Ashwini Phadnis Amit Mitra New Delhi/Hyderabad | Updated on November 25, 2017 Published on August 21, 2014

Industry players say that ATF constitutes 40-50 per cent of the operatingcost of domestic carriers.

Move will save about 10 per cent of airlines' operating cost, says GMR

Reduction in aviation turbine fuel tax is one measure that both Andhra Pradesh and Telangana Governments are weighing to propel growth in aviation and related sectors in their respective States.

The AP Government plans to reduce the tax on aviation turbine fuel lifted in the State from 16 per cent to 2 per cent, Ashok Gajapathi Raju, the Union Civil Aviation Minister, has said. Competitively, the Telangana Government has plans to bring it down to four per cent.
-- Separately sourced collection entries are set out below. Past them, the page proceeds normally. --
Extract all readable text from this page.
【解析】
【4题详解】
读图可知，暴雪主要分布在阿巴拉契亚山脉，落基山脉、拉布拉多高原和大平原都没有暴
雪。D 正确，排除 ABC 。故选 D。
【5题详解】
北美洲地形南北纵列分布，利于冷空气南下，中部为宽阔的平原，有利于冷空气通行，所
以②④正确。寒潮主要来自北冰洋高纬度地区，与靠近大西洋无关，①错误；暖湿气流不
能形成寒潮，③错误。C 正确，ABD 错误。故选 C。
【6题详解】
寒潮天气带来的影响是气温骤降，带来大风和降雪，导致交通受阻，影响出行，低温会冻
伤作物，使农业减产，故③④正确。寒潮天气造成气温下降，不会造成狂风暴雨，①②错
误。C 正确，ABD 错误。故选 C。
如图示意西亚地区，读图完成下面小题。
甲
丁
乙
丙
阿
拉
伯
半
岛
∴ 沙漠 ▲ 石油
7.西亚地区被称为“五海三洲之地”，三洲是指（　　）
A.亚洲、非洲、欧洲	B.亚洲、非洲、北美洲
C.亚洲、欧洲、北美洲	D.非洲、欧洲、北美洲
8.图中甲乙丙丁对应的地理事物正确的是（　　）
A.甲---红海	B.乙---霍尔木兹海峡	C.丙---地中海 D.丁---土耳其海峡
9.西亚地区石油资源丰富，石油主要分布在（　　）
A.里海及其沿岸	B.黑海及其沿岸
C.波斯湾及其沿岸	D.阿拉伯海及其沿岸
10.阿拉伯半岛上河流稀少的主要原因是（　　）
“I had a chat with the Andhra Pradesh Chief Minister, who mentioned that he would like to reduce it to 2 per cent. The Chhattisgarh Chief Minister mentioned that he had lowered it to 5 per cent. The national average is working out to be 28-29 per cent, which is high. If these things happen (lowering of tax on ATF), it will boost the aviation sector,” the Minister told Business Line.

Past instance

Incidentally, this is not the first time that Naidu has resorted to lowering tax on ATF. Back in the late 1990’s as CM of undivided AP, he had lowered the tax to 4 per cent.

Industry players say that ATF constitutes between 40-50 per cent of the operating cost of domestic carriers. On an average, domestic ATF prices are about 70 per cent higher than international benchmarks, with the VAT on the fuel ranging from 4 per cent to 30 per cent in different States. The high tax on ATF has affected operations of most domestic airlines. Recently, States such as Gujarat, Madhya Pradesh and Odisha have cut value added tax on ATF to four per cent, while Karnataka is in the process of reducing the tax to improve air connectivity and push growth in other sectors.

“Reduction in VAT on ATF from 16 to four per cent will lead to about 10 per cent savings in the airlines operating cost,” according to the GMR Group, which operates the Hyderabad airport.

Cost-benefit analysis

Telangana is estimated to generate revenues of ₹150 crore on the current VAT tax on ATF consumption, which is about 1.70 lakh kilolitres annually. The revenue loss on account of reducing VAT to four per cent will be about ₹110 crore. “But this will bring in additional carriers and result in additional passengers of five million in five years. The direct benefit would be ₹600 crore in five years,” GMR Group said in a recent report.